When communism collapsed in 1989, Offe was at the forefront of the scramble by Western scholars to make sense of it but well equipped to avoid some of the easy answers offered by ‘transitologists’. Notable here was his essay on ‘the dilemma of simultaneity’: how to achieve three things – a new geopolitical status, a market economy and a democratic polity – which in older European states had not had to be achieved at the same time but had been stretched out, in some cases over centuries. It appeared in German in the provocatively titled Das Tunnel am Ende des Lichts (The Tunnel at the End of the Light) of 1994, which was meant less as scepticism than as a caution against over-expectation. The ideas in that essay were expanded in the book he co-authored with Preuss and Jon Elster, Institutional Design in Post-Communist Societies: rebuilding the ship at sea. The subtitle came from Otto Neurath in the 1920s, arguing against Descartes’ famous idea that the best way to rebuild things was to destroy them completely first. Neurath’s sentiment found its way into his later work on transitional justice after the collapse of authoritarian regimes, and justice between generations across the world.
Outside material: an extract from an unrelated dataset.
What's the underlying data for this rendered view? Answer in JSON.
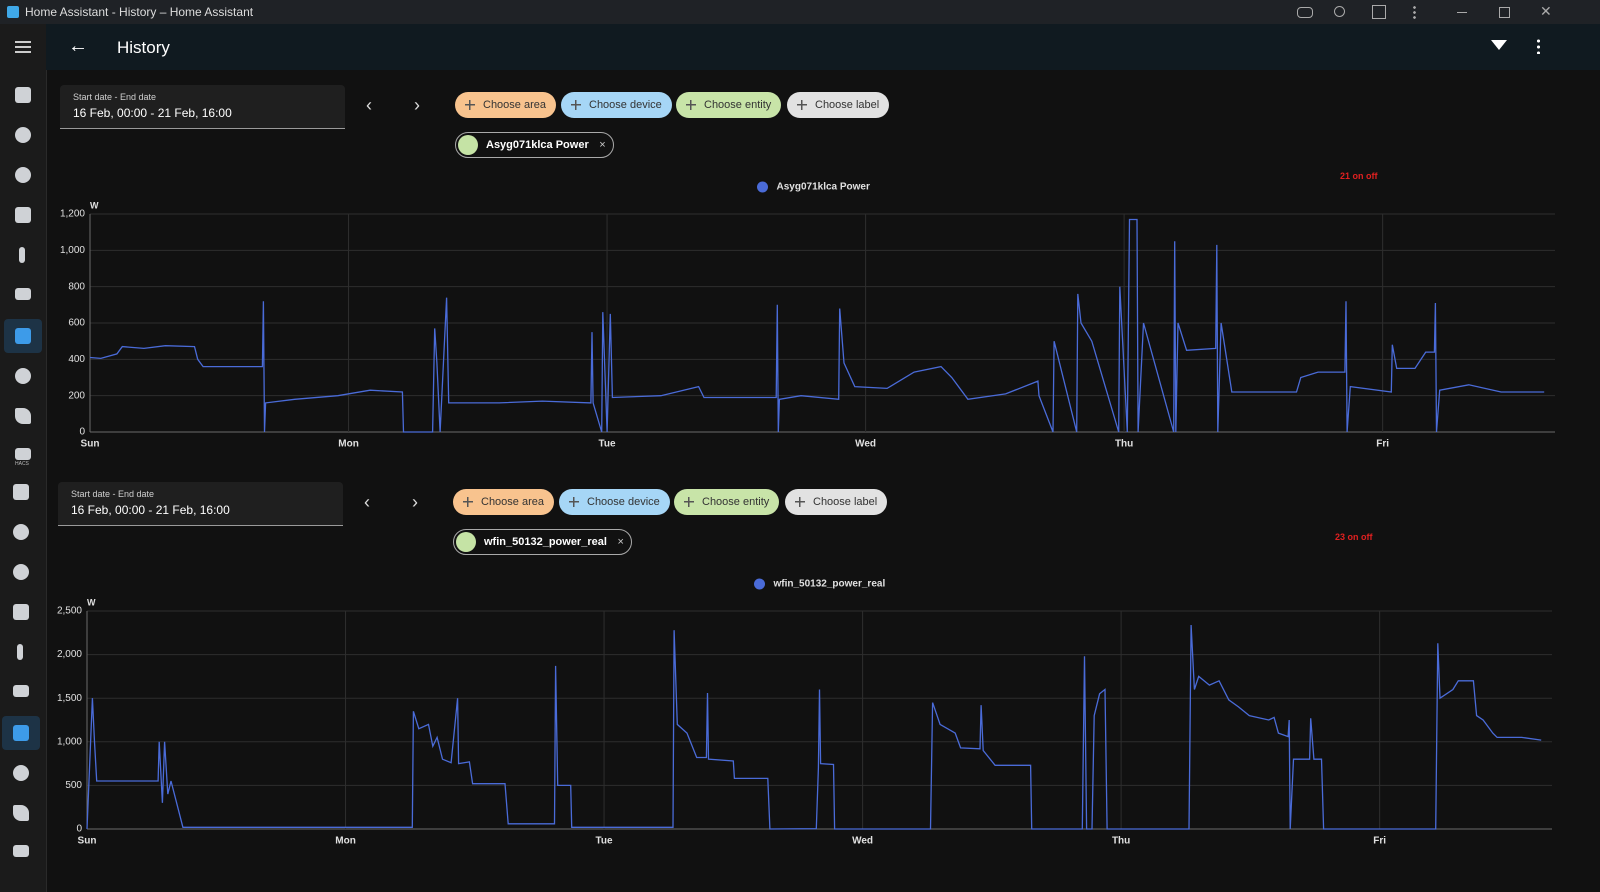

In what seemed like a departure, in 2004, he published a study of the views taken of America by three European figures, de Tocqueville, Weber and Adorno, Selbstbetrachtung aus der Ferne, another paradoxical title which roughly translates as self-reflection from a distance (the English one is simply Reflections on America). Thereafter, he turned to Europe and, in Europe Entrapped of 2015, the problems of integration in a European Union that has some of the trappings of statehood but, often owing to the lack of political will from its leaders, not enough to command a sense of membership among its citizens that nation states have, for better or worse, managed to achieve.
In 2005, Claus came to Warwick to give the Social Theory Centre Annual lecture. In the evening, he lectured on Weber and Adorno; the next day, he took part in a panel discussion on the modern state and social policy with colleagues from the business school. To move so effortlessly, and without taking shortcuts, between different areas and different idioms is impressive, but in a way, he had been doing so all his professional life.